Monday, May 16, 2005

Hi, I’m Wavy Gravy. When I’m in Springfield I like to have an angioplasty performed at the Prairie Heart Institute.

That’s the basic concept behind an advertising campaign that hopes to make baby boomers aware that all that free love has finally taken a toll on their hearts. Okay, I hyperbolize. But the campaign does use sixties-style art and Alfred E Newman as a way connect to the 40-60 year old crowd and turn them on to something called CVD.

What’s CVD? Hopefully the boomers know because a local advertising campaign is banking on it. Actually, the Prairie Heart Institute is banking on it because they’re the ones footing the bill.
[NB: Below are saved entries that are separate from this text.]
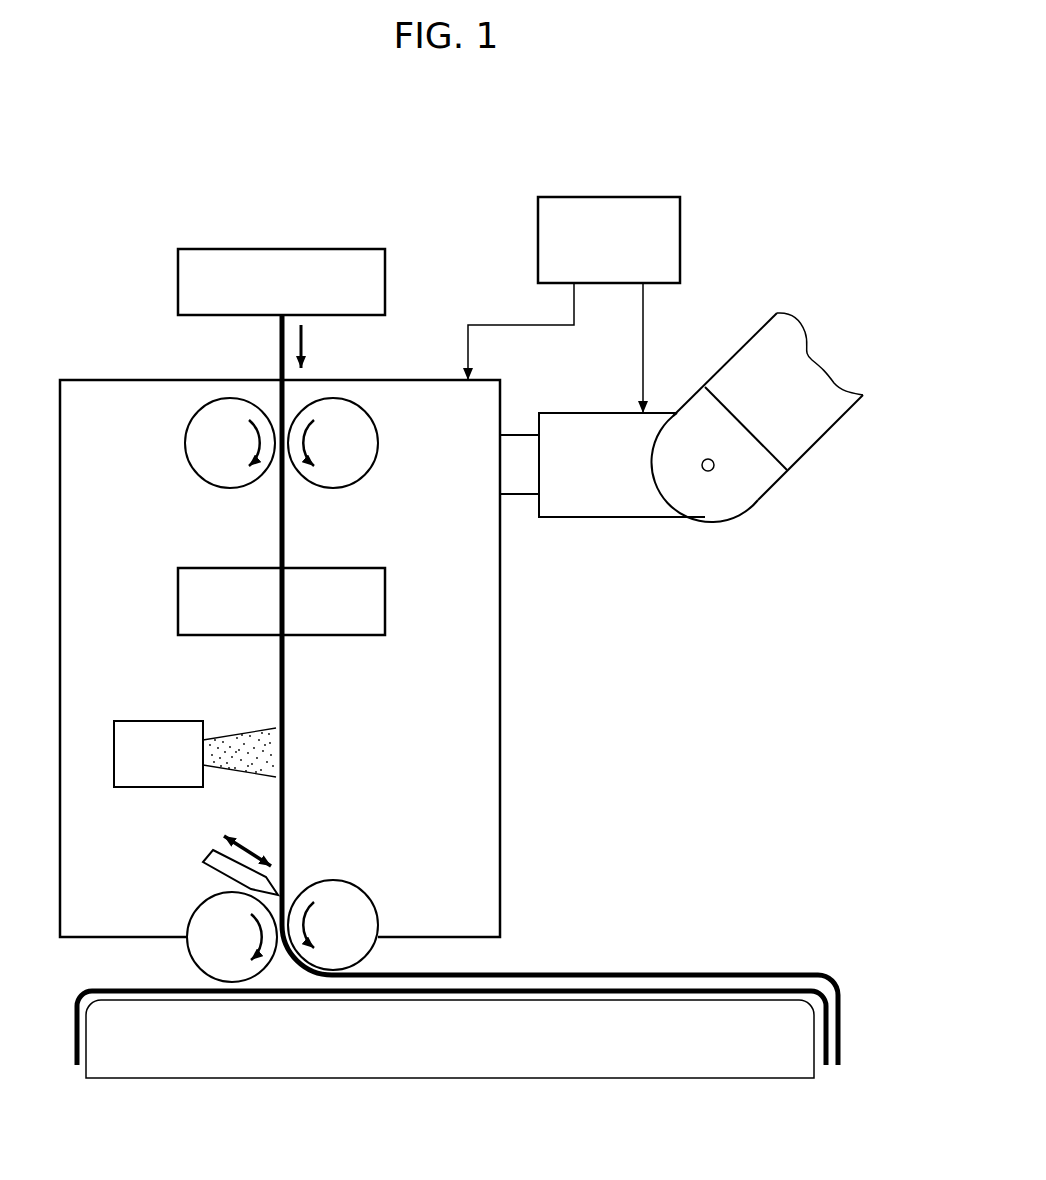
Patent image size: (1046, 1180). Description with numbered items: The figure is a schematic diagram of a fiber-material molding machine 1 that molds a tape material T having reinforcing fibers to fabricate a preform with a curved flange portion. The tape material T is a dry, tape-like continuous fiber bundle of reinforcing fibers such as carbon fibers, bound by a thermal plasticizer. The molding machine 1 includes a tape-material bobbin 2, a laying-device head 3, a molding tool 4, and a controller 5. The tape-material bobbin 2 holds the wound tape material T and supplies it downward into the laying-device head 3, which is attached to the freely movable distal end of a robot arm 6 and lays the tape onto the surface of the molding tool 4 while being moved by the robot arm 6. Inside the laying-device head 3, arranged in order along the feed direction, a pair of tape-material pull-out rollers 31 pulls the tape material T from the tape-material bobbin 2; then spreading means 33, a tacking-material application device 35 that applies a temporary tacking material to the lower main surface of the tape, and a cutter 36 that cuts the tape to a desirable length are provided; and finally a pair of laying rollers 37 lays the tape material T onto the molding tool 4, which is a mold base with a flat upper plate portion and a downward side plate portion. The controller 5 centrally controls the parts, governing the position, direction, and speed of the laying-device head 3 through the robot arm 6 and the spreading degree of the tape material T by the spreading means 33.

The molding machine 1 is at (401, 195).
The tape-material bobbin 2 is at (385, 274).
The laying-device head 3 is at (108, 380).
The molding tool 4 is at (647, 1078).
The controller 5 is at (613, 197).
The robot arm 6 is at (635, 517).
The tape-material pull-out rollers 31 is at (186, 440).
The spreading means 33 is at (385, 592).
The tacking-material application device 35 is at (157, 720).
The cutter 36 is at (210, 855).
The laying rollers 37 is at (195, 912).
The tape material T is at (279, 358).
The letters CVD are the sign’s most visible element and unless it’s common knowledge among the target audience that it’s an acronym for cardiovascular disease, then it might as well stand for Charles Van Doren (who was from the generation that gave birth to the baby boomers.) Nothing else in the design would suggest preventive heart care. The tag line "a sign of the times" is also vague in the context that it appears.

I’m not sure that images that harken back to their carefree days of youth are the best way to make boomers aware that they may have a time bomb about to go off in their chest. Living in the past is what keeps people from recognizing that their bodies aren’t the resilient machines they once were. And if CVD is supposed is meant to play off LSD, then the whole concept has gone off on a bad trip.

The campaign has shifted gears recently, and for the better. The new ads get the attention of their target audience by mentioning a defining event from an earlier time in their life (in 1969 we walked on the moon) and then brings them back down to earth in terms of where they are today (in 2005, we walk on treadmills.) The graphics are clean and legible. The message is direct and relevant. It tells the target audience that they aren’t so young anymore and they have to work if they want to maintain their health. There is even a call to action by asking people to order an information booklet, an element that would make famed adman David Ogilvy proud.

The hippy-dippy campaign was probably more fun for the agency to work on and it is more likely to receive an industry award than the simple ads that followed. But advertising isn't about being having fun or winning awards, it's about getting the client's message noticed and getting the audience to take the desired action. I'd bet that the cats at Prairie Heart are digging the current campaign a lot more.


1 comment:

Anonymous said...

The "CVD" in blue, white, and red is a take-off of the old "STP" symbol that was, and possibly still is, on the side of all race cars. Not sure if you knew that.

We walked on the moon in 1961? Better re-check that fact pal. Give Newsweek a call. They have a wonerful method of fact checking.